Um acordo de cooperação técnica assinado
entre os ministérios da Igualdade Racial e do Desenvolvimento Social
reafirmou o compromisso do governo com a construção de uma agenda de
combate à fome, à insegurança alimentar e à pobreza, a partir da
qualificação de serviços e equipamentos da assistência social. A medida
integra o Plano Brasil Sem Fome, que busca promover a equidade de raça e
gênero por meio da inclusão socioeconômica e da promoção da segurança
alimentar e nutricional.
Primeira Infância Antirracista é o tema
do memorando de entendimento que oficializa a intenção do Ministério da
Igualdade Racial e do Fundo das Nações Unidas para a Infância (Unicef)
em trabalharem juntos para combater o racismo e atenuar seus impactos na
infância de crianças negras, quilombolas e indígenas. As estratégias, a
serem criadas e implementadas em cooperação mútua, serão voltadas para a
capacitação de profissionais da saúde, da assistência social e da
educação, para a realização de seminários e eventos, para a produção de
pesquisas, assim como para a disseminação de materiais relacionados a
práticas antirracistas nos serviços de atendimento às gestantes,
crianças negras e indígenas.
O governo federal destinará R$ 8
milhões na qualificação do atendimento psicossocial para mães e
familiares de vítimas de violência, com a elaboração de protocolo para o
fluxo de atendimento e definição de diretrizes para supervisionar a
rede socioassistencial. O projeto-piloto ocorrerá na Bahia e no Rio de
Janeiro, com apoio de cinco universidades federais: da Bahia,
Fluminense, de São Paulo, do Ceará e do Rio de Janeiro.
O segundo
pacote de ações pela Igualdade Racial também inclui projeto, executado
pelo Instituto Federal do Maranhão, que visa impactar positivamente as
comunidades quilombolas de Alcântara (MA), que desde a década de 1980
são expostas a situações de extrema pobreza e violação de direitos.

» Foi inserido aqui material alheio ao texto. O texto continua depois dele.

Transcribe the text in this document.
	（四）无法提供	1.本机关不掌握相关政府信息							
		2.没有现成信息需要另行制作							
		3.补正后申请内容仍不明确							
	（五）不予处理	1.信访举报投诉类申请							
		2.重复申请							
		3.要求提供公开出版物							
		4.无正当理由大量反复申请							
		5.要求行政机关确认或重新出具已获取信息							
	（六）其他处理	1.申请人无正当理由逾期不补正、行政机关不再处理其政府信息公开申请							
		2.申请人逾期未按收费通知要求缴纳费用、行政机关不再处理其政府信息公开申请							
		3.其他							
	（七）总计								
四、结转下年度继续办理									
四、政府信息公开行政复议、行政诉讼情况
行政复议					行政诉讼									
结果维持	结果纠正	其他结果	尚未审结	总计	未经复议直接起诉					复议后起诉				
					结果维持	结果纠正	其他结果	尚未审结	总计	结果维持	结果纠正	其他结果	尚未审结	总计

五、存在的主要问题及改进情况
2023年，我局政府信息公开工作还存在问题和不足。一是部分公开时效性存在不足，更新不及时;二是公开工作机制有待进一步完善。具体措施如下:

Estão previstos investimentos de R$ 5 milhões em cursos de capacitação
com ênfase em tecnologias sociais para garantia de alimentação e geração
de renda, ações de transferência de tecnologia e, ainda, instalação de
usinas fotovoltaicas.
O presidente Lula também assinou decreto de
reconhecimento do hip hop como referência cultural brasileira,
estabelecendo as diretrizes nacionais de valorização da cultura hip hop.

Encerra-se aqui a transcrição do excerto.